Tuesday, May 19, 2015

Hoops & Paperwork

I've always thought it was far too easy to get married in the U.S.; and significantly more tedious and costly to get divorced. Perhaps if we required a little more work on the front end, we wouldn't have so many of the second. That said,  I know I am no poster child for success in marriage. 

My apartment begins to empty!

I've been married twice, and divorced twice. My first marriage was the product of pressure and feeling as if I "should" do it. Having a nine month deployment around the corner seemed to be the extra umph to push me into it. Nice guy--but not someone I was in love with. My second marriage was for love--or rather, what I thought love was. It started honestly and innocently. It was real and true for my 25-year-old self and her limited understanding of love and life. As I look back on it now, it was a lot of lust and the time and opportunity to see it through. We began solid enough but failed to grow in parallel paths. I don't think two individuals creating a couplehood have to grow similarly, per se, but they should both be growing as individuals. It is our growth, our stretching beyond our beliefs about life and oneself that makes each of us interesting. And one should forever be fascinated by one's partner, I now believe.

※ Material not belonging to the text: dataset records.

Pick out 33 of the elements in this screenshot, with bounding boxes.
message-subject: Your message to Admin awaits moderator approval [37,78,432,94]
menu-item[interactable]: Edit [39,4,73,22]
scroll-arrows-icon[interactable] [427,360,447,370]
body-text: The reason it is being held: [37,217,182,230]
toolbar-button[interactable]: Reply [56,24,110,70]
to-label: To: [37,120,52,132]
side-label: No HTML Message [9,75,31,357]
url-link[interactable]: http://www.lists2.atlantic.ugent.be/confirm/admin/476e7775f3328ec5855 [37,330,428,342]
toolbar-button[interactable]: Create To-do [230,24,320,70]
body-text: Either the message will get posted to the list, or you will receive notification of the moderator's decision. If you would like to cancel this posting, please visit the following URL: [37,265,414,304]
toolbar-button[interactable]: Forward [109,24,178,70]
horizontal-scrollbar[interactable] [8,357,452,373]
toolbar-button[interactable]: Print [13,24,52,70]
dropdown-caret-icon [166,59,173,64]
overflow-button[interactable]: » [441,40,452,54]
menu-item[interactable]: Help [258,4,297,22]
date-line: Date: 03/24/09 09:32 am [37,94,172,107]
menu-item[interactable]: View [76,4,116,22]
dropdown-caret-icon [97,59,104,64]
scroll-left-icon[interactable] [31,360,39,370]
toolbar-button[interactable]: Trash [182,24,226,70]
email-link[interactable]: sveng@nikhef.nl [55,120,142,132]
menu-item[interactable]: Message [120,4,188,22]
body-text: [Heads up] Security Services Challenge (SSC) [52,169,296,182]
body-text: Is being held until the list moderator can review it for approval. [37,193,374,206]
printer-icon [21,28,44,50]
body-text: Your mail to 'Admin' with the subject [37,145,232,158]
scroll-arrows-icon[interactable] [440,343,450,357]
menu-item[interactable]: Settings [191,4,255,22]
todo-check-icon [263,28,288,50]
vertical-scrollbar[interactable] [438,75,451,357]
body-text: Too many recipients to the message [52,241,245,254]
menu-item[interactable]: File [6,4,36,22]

And now....here I stand on the precipice of marriage #3. And I can't begin to tell you the hoops I have to jump through and the amount of paperwork required to apply to marry a Mongolian citizen. It is, as follows:

  • Statement about my "wish to marry a Mongolian";
  • Affidavit about current status of marriage (thus I have acquired CERTIFIED copies of my divorce decrees....not supplied by the courts, of course, as they require a separate charge!);
  •  Health analysis "such as Tuberculosis, Psychiatry, HIV, and STD." I'm hoping my HIV (required for the job) and TB tests, as well as a letter from my doc stating that I'm "in good health" will be satisfactory;
  • Criminal Record from the place you reside (Done....sent CBI a check last week and have my clean criminal report in hand);
  • Evidence that I have financial resources to support myself in Mongolia (ie. my contract from ASU);
  • Reference letter from local housing authority/governer (NO idea what this is yet!);
  • Reference letter from Immigration Office regarding my legal status in Mongolia; 
  • Notarized copies of passports;
  • Photos of each of us; 
  • OH...and everything has to be translated by the Translation Bureau. 
That's A LOT of paperwork. And I am doing my due diligence to be sure I have everything I need before I depart. (In addition to getting my Visa application mailed off to the Mongolian Embassy in DC tomorrow!)

I suspect some of you may be wondering....what makes this man, this relationship different? How will this marriage be different? Why might it succeed? 

I can't foresee the future. I can't promise you it will. But what I can tell you is that for the first time in my life I feel fully known by a man. Zorig is my friend and companion. My lover and my mate. The person I want to share everything with (not true of previous mates--except one not realized and who passed on years ago). He is my present and our future. The past is simply the paths we traveled to find one another. The foundation of our relationship was built solidly on words that sprouted forth from our curiosity to know one another. And what a gift this year has been...while also being a certain kind of torture. In numbers, we have spent only 56 days together. Yet I would argue that our knowledge of one another speaks of years. This is not your ordinary story of couplehood. It is yet a mystery to me how someone from a different continent, country, and culture could know and understand me so intimately. I spent all my life dating Americans. And that Norwegian soldier I kissed in Sarajevo doesn't really count! I kinda wish I would have dated foreigners sooner....but then, I doubt they could measure up to Zorig! He's special in so many ways.....

So you tell me....how is it that someone 6,000 miles away seems to know my inner soul and heart better than anyone else I've ever met or known? I can't explain it. I can't make sense of it. But I do choose to embrace it and to pursue it. And I would encourage everyone I know, and love....to open your mind and your heart......to want and know that you deserve a soulful love. It's worth all the paperwork, and cold showers (see news article), and uncertainty, and adventure one can muster. 

I will jump every hoop presented to me because, at the end of each day I know that loving this man, and being loved by him, is what I'm meant to be doing in the here and now. I can't imagine a future without him. I can't see me--without him as my mirror. He is in my every breath, my every dream, my heartbeats. (Yes, Heather just got mushy on you all!) 

It should be like this......I feel (and he and I talk about feeling one another, across the miles and time and space--can you relate to that?). I will never be the same because of THIS LOVE...no matter its outcome. I am forever changed. Forever expanded. Forever more than I was before.